Помереть не трудно — страница 17 из 51

— Заплатить, — буркнул лохмач. — Будто бы тебе есть чем.

Угли неожиданно вспыхнули, осветив всю избушку. На дальней стене, над топчаном, я заметил громадную медвежью шкуру, распластанную по стенке. Перевёл взгляд на забинтованную руку лохмача… Тот оскалился. В ухе качнулась тяжелая золотая серьга.

Вероятно, это должно было изображать дружелюбную улыбку. Но впечатление производило почти что обратное.

Пожав плечами, я начал подниматься. Просить и унижаться я не собираюсь. Так что, если не нравится…

— Службу одну для меня справишь — выведу на дорогу, — вдруг, словно что-то для себя решив, сказал хозяин.

— Какую службу?

— А вот огонёк мой постереги, — сказал лохмач, протягивая здоровую руку над углями. В них тут же вспыхнул огонёк, и стал ластиться к руке. Как котёнок. — Отлучиться мне надо, — продолжил хозяин, играя с огнём. — В лес сходить. Должок у меня там, — он мельком глянул на руку, замотанную тряпицей. — А огонёк оставлять нельзя… Потухнет.

— И долго надо стеречь?

— Да не, — махнул перевязанной ладонью хозяин. — Всего лишь до рассвета.

— Ладно, — решился я. — Постерегу твой огонёк. А ты меня за это до деревни доведёшь. До Розенкрейцеровки.

Лохмач даже волосы с глаз убрал, чтобы лучше меня видеть.

— До Розенкрейцеровки? — переспросил он, будто не веря своим ушам.

— До неё.

— Ладно, — он протянул широкую ладонь над огнём. — Доведу. Если…

— Что если?

— Если огонёк мой убережёшь.

— Уберегу, — сказал я уверенно. — Не сомневайся.

— Ну лады тогда.

Лохмач поднялся. Макушкой он почти упёрся в потолок, тень его заслонила весь свет. Протянув руку, он снял со стены медвежью шкуру, и набросив её на плечо, шагнул к двери.

— Так ты убереги, — сказал он с некоторой угрозой в голосе. И вышел.


Мне стало интересно, куда он направится, и я опрометью бросился к окошку. Сообразил, что пойти-то он может в любую сторону, но повезло: я прекрасно его видел.
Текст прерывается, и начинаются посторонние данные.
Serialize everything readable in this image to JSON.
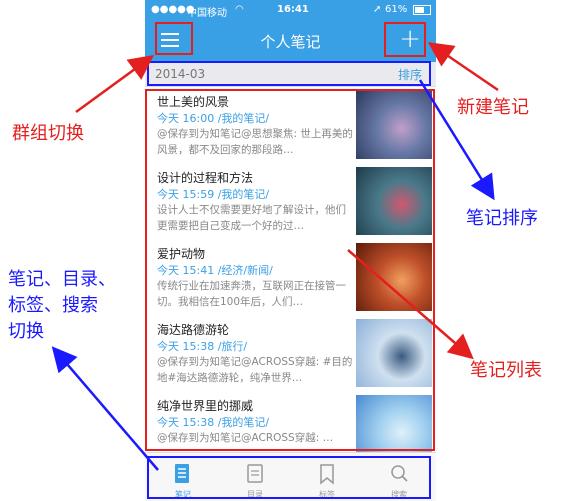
{
  "statusbar": {
    "carrier": "中国移动",
    "time": "16:41",
    "battery": "61%"
  },
  "navbar": {
    "title": "个人笔记",
    "add_label": "+"
  },
  "datebar": {
    "date": "2014-03",
    "sort_label": "排序"
  },
  "notes": [
    {
      "title": "世上美的风景",
      "meta": "今天 16:00  /我的笔记/",
      "preview": "@保存到为知笔记@思想聚焦: 世上再美的风景，都不及回家的那段路…",
      "thumb_colors": [
        "#2a3a5c",
        "#6a7aa8",
        "#c0a0c8"
      ]
    },
    {
      "title": "设计的过程和方法",
      "meta": "今天 15:59  /我的笔记/",
      "preview": "设计人士不仅需要更好地了解设计，他们更需要把自己变成一个好的过…",
      "thumb_colors": [
        "#1e3a4a",
        "#4a7a8a",
        "#d05870"
      ]
    },
    {
      "title": "爱护动物",
      "meta": "今天 15:41  /经济/新闻/",
      "preview": "传统行业在加速奔溃，互联网正在接管一切。我相信在100年后，人们…",
      "thumb_colors": [
        "#5a1a0a",
        "#c0502a",
        "#f0a060"
      ]
    },
    {
      "title": "海达路德游轮",
      "meta": "今天 15:38  /旅行/",
      "preview": "@保存到为知笔记@ACROSS穿越: #目的地#海达路德游轮，纯净世界…",
      "thumb_colors": [
        "#8ab0d8",
        "#d0e0f0",
        "#3a5a80"
      ]
    },
    {
      "title": "纯净世界里的挪威",
      "meta": "今天 15:38  /我的笔记/",
      "preview": "@保存到为知笔记@ACROSS穿越: …",
      "thumb_colors": [
        "#4a8ad0",
        "#a0d0f0",
        "#e0f0f8"
      ]
    }
  ],
  "tabs": [
    {
      "label": "笔记",
      "icon": "notes-icon",
      "active": true
    },
    {
      "label": "目录",
      "icon": "folder-icon",
      "active": false
    },
    {
      "label": "标签",
      "icon": "tag-icon",
      "active": false
    },
    {
      "label": "搜索",
      "icon": "search-icon",
      "active": false
    }
  ],
  "annotations": {
    "group_switch": "群组切换",
    "new_note": "新建笔记",
    "note_sort": "笔记排序",
    "nav_switch_line1": "笔记、目录、",
    "nav_switch_line2": "标签、搜索",
    "nav_switch_line3": "切换",
    "note_list": "笔记列表"
  },
  "colors": {
    "accent": "#3aa0e6",
    "annotation_red": "#e41f1f",
    "annotation_blue": "#1a1aff"
  }
}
Остановившись на поляне, лохмач развернул медвежью шкуру и набросил её на себя. И вдруг что-то начало происходить… Хозяин избушки опустился на четвереньки, лицо его вытянулось, став мордой, бока налились тяжестью, ноги и руки окрепли, превратились в лапы…

Я протёр глаза. Затем, не веря себе, протёр рукавом окошко. А медведь в это время спокойно трусил к лесной опушке.

Глава 8

Я долго глядел вслед медведю, всматривался в ночной лес, стараясь разглядеть, или скорее угадать, что там происходит. И не сразу различил за спиной жалобное шипение…
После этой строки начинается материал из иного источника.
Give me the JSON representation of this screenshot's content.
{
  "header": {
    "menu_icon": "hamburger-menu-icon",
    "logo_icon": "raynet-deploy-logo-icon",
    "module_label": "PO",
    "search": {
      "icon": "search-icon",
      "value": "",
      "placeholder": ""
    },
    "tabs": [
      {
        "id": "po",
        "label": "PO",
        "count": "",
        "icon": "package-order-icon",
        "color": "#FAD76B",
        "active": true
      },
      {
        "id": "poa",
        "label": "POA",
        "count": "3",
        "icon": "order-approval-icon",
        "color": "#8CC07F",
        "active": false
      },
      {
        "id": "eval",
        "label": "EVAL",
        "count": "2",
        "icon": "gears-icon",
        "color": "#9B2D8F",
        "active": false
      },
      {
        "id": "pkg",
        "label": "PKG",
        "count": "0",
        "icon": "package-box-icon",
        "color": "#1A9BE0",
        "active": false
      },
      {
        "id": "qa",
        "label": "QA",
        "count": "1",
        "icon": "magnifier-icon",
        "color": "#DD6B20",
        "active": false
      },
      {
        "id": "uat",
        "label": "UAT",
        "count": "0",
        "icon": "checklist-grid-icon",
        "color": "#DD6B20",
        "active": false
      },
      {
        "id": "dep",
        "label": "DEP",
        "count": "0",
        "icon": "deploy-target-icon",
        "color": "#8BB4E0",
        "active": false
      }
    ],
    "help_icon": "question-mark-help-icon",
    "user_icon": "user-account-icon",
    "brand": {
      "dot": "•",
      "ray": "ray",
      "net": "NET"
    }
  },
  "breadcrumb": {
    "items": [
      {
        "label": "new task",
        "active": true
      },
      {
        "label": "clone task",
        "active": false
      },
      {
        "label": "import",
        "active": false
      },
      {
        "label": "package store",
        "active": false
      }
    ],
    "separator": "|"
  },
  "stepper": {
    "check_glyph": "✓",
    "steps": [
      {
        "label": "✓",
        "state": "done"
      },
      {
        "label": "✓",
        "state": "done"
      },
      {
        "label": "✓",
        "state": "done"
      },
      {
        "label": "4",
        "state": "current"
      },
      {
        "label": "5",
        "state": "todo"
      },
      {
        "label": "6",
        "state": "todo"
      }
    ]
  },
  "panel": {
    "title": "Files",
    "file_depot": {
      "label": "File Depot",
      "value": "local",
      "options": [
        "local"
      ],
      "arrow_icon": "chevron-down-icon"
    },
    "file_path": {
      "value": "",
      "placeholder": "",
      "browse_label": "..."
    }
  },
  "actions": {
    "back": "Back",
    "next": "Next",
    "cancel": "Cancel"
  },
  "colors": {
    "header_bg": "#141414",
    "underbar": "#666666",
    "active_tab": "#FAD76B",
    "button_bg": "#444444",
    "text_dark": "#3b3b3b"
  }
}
Опрометью бросившись к очагу, я увидел, что угли почти остыли и уже подёрнулись пеплом. Чёрт! Канальство!..

Упав на скамеечку, я наклонился над углями и что было силы дунул. В следующие пару минут я не видел ничего: пепел взметнулся плотным облаком, запорошил мне глаза, набился в нос, осел на волосах и одежде…

Угли продолжали на глазах темнеть. Лихорадочно оглядевшись, я увидел рядом, только руку протянуть, небольшую поленницу. Рядом стоял топорик с блестящим, остро наточенным лезвием.

Схватив топор, я принялся щипать лучину. Ну как щипать: неловко ударяя в опасной близости от пальцев по деревяшке, я наконец-то отколол несколько неровных щепок.

Осторожно положил их на угли…


Сначала ничего не происходило. Но потом я увидел на кончике щепки крошечный огонёк… Сердце моё воспряло. И тут откуда-то взялся порыв ветра и огонёк потух. Ну откуда взяться ветру в закрытом помещении?.. Я втянул носом воздух, и двигаясь осторожно, как хирург на операции, переложил костерок понадёжнее.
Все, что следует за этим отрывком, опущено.